🤖 AI Summary
This study investigates how large language models (LLMs) encode long-range contextual information, focusing on the functional role of low-salience tokens—such as articles and punctuation—in contextual memory. Method: We introduce “contextual linearity” as a novel analytical dimension, quantified via logit lens visualization, token-level nonlinearity measurement, intrinsic dimension estimation, and inter-layer embedding linear approximation. Contribution/Results: We find a strong negative correlation between contextual linearity and model memory capacity; removing low-salience tokens significantly impairs long-range understanding—evidenced by consistent performance degradation on MMLU and BABILong-4k.
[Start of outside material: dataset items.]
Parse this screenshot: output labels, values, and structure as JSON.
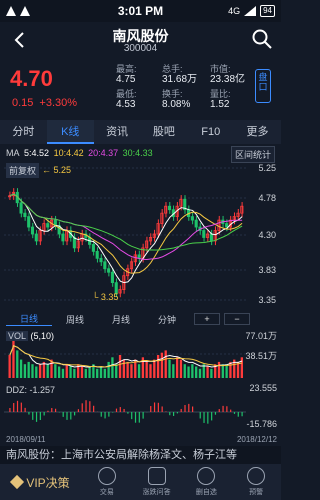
{
  "status_bar": {
    "time": "3:01 PM",
    "network": "4G",
    "battery": "94"
  },
  "header": {
    "title": "南风股份",
    "code": "300004"
  },
  "quote": {
    "price": "4.70",
    "change": "0.15",
    "change_pct": "+3.30%",
    "stats": [
      {
        "label": "最高:",
        "value": "4.75"
      },
      {
        "label": "最低:",
        "value": "4.53"
      },
      {
        "label": "总手:",
        "value": "31.68万"
      },
      {
        "label": "换手:",
        "value": "8.08%"
      },
      {
        "label": "市值:",
        "value": "23.38亿"
      },
      {
        "label": "量比:",
        "value": "1.52"
      }
    ],
    "pankou_label": "盘口"
  },
  "tabs": [
    "分时",
    "K线",
    "资讯",
    "股吧",
    "F10",
    "更多"
  ],
  "ma": {
    "title": "MA",
    "ma5": "5:4.52",
    "ma10": "10:4.42",
    "ma20": "20:4.37",
    "ma30": "30:4.33"
  },
  "interval_button": "区间统计",
  "adjust_button": "前复权",
  "kline": {
    "axis": [
      "5.25",
      "4.78",
      "4.30",
      "3.83",
      "3.35"
    ],
    "high_marker": "5.25",
    "low_marker": "3.35"
  },
  "period_tabs": [
    "日线",
    "周线",
    "月线",
    "分钟"
  ],
  "zoom_in": "+",
  "zoom_out": "−",
  "volume": {
    "label": "VOL",
    "ma": "(5,10)",
    "axis_top": "77.01万",
    "axis_mid": "38.51万"
  },
  "ddz": {
    "label": "DDZ: -1.257",
    "axis_top": "23.555",
    "axis_bottom": "-15.786"
  },
  "dates": {
    "start": "2018/09/11",
    "end": "2018/12/12"
  },
  "news": "南风股份：上海市公安局解除杨泽文、杨子江等",
  "bottom_bar": {
    "vip": "VIP决策",
    "items": [
      "交易",
      "涨跌问答",
      "删自选",
      "预警"
    ]
  },
  "colors": {
    "up": "#ff3b3b",
    "down": "#1ec26b",
    "ma5": "#ffffff",
    "ma10": "#f5c842",
    "ma20": "#e44be4",
    "ma30": "#4ad04a",
    "accent": "#3c8cff",
    "vip": "#e4c27a"
  }
}
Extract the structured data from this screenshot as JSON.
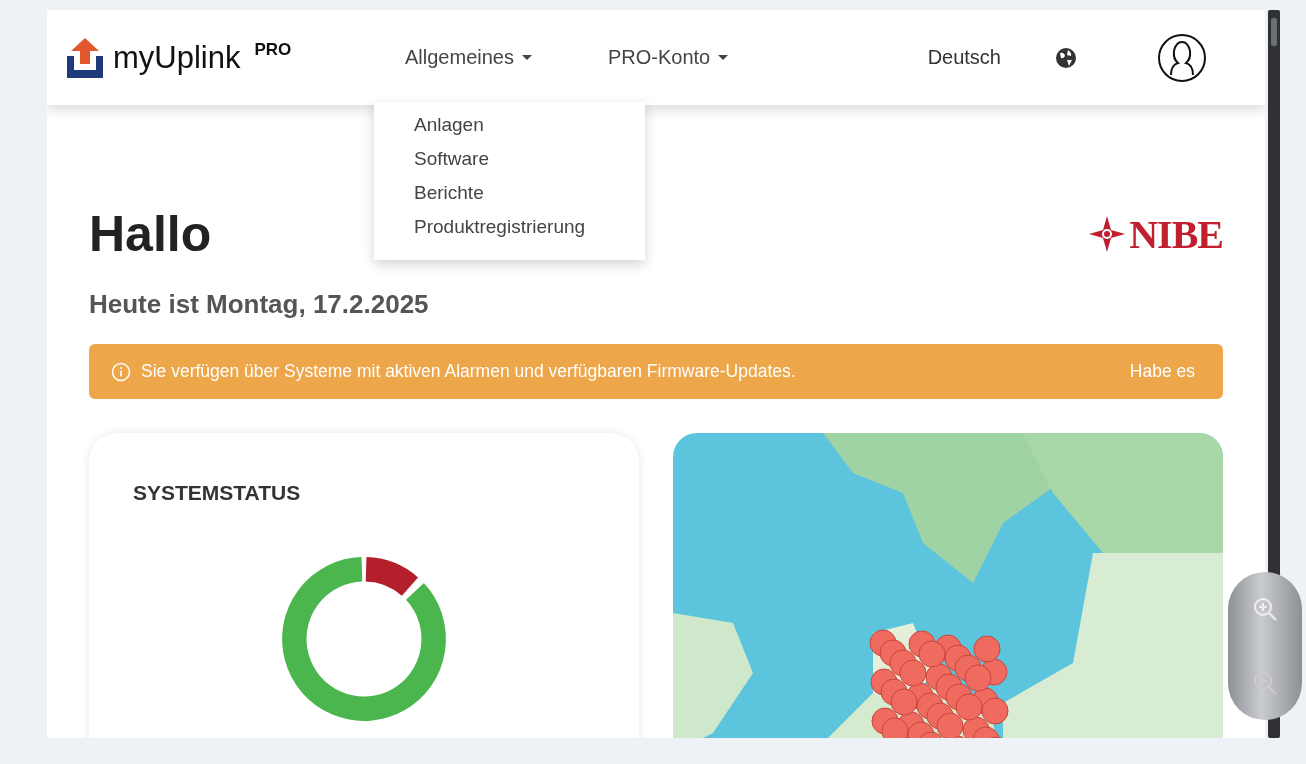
{
  "header": {
    "brand": "myUplink",
    "brand_badge": "PRO",
    "nav": [
      {
        "label": "Allgemeines"
      },
      {
        "label": "PRO-Konto"
      }
    ],
    "language": "Deutsch"
  },
  "dropdown": {
    "items": [
      "Anlagen",
      "Software",
      "Berichte",
      "Produktregistrierung"
    ]
  },
  "greeting": "Hallo",
  "partner_logo": "NIBE",
  "date": "Heute ist Montag, 17.2.2025",
  "alert": {
    "message": "Sie verfügen über Systeme mit aktiven Alarmen und verfügbaren Firmware-Updates.",
    "action": "Habe es"
  },
  "system_status": {
    "title": "SYSTEMSTATUS",
    "segments": [
      {
        "color": "#b3202c"
      },
      {
        "color": "#4cb64e"
      }
    ]
  }
}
Crucially, we provide the first systematic evidence that stop words are not redundant but serve as essential carriers sustaining the nonlinearity required for robust contextual modeling. To support fine-grained diagnostic analysis of context memory, we open-source LLM-Microscope, a toolkit enabling token- and layer-level interpretability.
📝 Abstract
We introduce methods to quantify how Large Language Models (LLMs) encode and store contextual information, revealing that tokens often seen as minor (e.g., determiners, punctuation) carry surprisingly high context. Notably, removing these tokens -- especially stopwords, articles, and commas -- consistently degrades performance on MMLU and BABILong-4k, even if removing only irrelevant tokens. Our analysis also shows a strong correlation between contextualization and linearity, where linearity measures how closely the transformation from one layer's embeddings to the next can be approximated by a single linear mapping. These findings underscore the hidden importance of filler tokens in maintaining context. For further exploration, we present LLM-Microscope, an open-source toolkit that assesses token-level nonlinearity, evaluates contextual memory, visualizes intermediate layer contributions (via an adapted Logit Lens), and measures the intrinsic dimensionality of representations. This toolkit illuminates how seemingly trivial tokens can be critical for long-range understanding.